The Melian Dialogue
from The Peloponnesian Wars by Thucydides

1. What is the situation? (Who, precisely, is meeting with whom? When?)

2. What deal do the Athenians offer the Melians?

3. Carefully consider the arguments which the Athenians use to persuade the Melians to surrender (and justify their own aggression) Then, consider how the Melians rebut the Athenian argument. Who wins the debate?

1. On Justice

Athenians: "...You know as well as we do that right, as the world goes, is only in question between equals in power, while the strong do what they can and the weak suffer what they must....

Melians: ...[All] we can reasonably expect from this negotiation is war, if we prove to have right on our side and refuse to submit, and in the contrary case, slavery.

2. On Mercy

Athenians: “…your hostility cannot so much hurt us as your friendship will be an argument to our subjects of our weakness, and your enmity of our power.”   ie. Making friends with you rather than humiliating you would make us look weak and damage our prestige. Why?

Melians: How can you avoid making enemies of all existing neutrals who shall look at our case from it that one day or another you will attack them? And what is this but to make greater the enemies that you have already, and to force others to become so who would otherwise have never thought of it?”  ie Conquering neutral countries will, in the long run, make you less secure: Why?

3. On Dishonor

Athenians: There is no dishonor in surrendering to a more powerful enemy.

"[T]he contest not being an equal one, with honor as the prize and shame as the penalty, but a question of self-preservation and of not resisting those who are far stronger than you are.... you will not think it dishonorable to submit to the greatest city in Hellas, when it makes you the moderate offer of becoming its tributary ally, without ceasing to enjoy the country that belongs to you; nor when you have the choice given you between war and security, will you be so blinded as to choose the worse."  ie Truly, there is no honor in committing suicide, and opposing us would be suicidal.

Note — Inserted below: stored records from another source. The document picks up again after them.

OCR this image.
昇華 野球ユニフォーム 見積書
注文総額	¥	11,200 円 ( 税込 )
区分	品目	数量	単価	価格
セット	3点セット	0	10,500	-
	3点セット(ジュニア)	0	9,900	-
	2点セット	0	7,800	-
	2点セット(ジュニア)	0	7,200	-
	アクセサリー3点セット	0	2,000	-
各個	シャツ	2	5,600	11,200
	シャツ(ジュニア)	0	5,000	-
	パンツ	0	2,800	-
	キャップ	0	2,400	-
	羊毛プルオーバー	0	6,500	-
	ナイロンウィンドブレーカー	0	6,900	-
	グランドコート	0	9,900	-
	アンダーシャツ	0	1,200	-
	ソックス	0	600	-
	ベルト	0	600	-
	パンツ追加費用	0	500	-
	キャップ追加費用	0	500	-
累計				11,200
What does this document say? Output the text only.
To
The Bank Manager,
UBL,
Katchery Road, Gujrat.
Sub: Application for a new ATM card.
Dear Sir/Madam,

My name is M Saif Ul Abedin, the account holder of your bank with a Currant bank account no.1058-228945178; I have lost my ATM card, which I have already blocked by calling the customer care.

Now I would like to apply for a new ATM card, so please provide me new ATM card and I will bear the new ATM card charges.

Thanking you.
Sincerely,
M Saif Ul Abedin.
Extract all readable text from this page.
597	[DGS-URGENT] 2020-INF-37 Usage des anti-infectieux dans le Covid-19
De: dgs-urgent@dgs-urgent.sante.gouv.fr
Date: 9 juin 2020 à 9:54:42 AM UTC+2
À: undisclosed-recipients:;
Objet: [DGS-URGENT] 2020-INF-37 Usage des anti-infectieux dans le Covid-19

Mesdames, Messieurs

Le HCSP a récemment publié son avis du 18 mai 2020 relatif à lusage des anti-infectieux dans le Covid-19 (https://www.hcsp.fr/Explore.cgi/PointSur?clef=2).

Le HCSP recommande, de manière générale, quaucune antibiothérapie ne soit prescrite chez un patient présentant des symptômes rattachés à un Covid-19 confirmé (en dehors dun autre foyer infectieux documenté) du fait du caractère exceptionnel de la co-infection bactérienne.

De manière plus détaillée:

Melians: “To submit is to give ourselves over to despair, while action still preserves for us a hope that we may stand erect.”

3. On Hope

Athenians: "Hope, danger's comforter, may be indulged in by those who have abundant resources, if not without loss at all events without ruin; but its nature is to be extravagant, and those who go so far as to put their all upon the venture see it in its true colors only when they are ruined; but so long as the discovery would enable them to guard against it, it is never found wanting. Let not this be the case with you, who are weak and hang on a single turn of the scale; nor be like the vulgar, who, abandoning such security as human means may still afford, when visible hopes fail them in extremity, turn to invisible, to prophecies and oracles, and other such inventions that delude men with hopes to their destruction."
ie Hope is illogical because you face ruin. Do not wait to discover this truth too late. And those who place their hopes in the faith that the gods will act on their side are indulging in delusions.  

Melians: "You may be sure that we are as well aware as you of the difficulty of contending against your power and fortune, unless the terms be equal. But we trust that the gods may grant us fortune as good as yours, since we are just men fighting against injustice."

4. On the Gods' Justice:

Athenians: "Of the gods we believe, and of men we know, that by a necessary law of their nature they rule wherever they can. And it is not as if we were the first to make this law, or to act upon it when made: we found it existing before us, and shall leave it to exist for ever after us; all we do is to make use of it, knowing that you and everybody else, having the same power as we have, would do the same as we do. Thus, as far as the gods are concerned, we have no fear and no reason to fear that we shall be at a disadvantage."
ie Might makes right. That is the only justice. That is the gods’ law.

Melians: "Our resolution, Athenians, is the same as it was at first. We will not in a moment deprive of freedom a city that has been inhabited these seven hundred years; but we put our trust in the fortune by which the gods have preserved it until now, and in the help of men, that is, of the Lacedaemonians; and so we will try and save ourselves."

5. The Result:

“Reinforcements afterwards arriving from Athens in consequence, under the command of Philocrates, son of Demeas, the siege was now pressed vigorously; and some treachery taking place inside, the Melians surrendered at discretion to the Athenians, who put to death all the grown men whom they took, and sold the women and children for slaves, and subsequently sent out five hundred colonists and inhabited the place themselves.”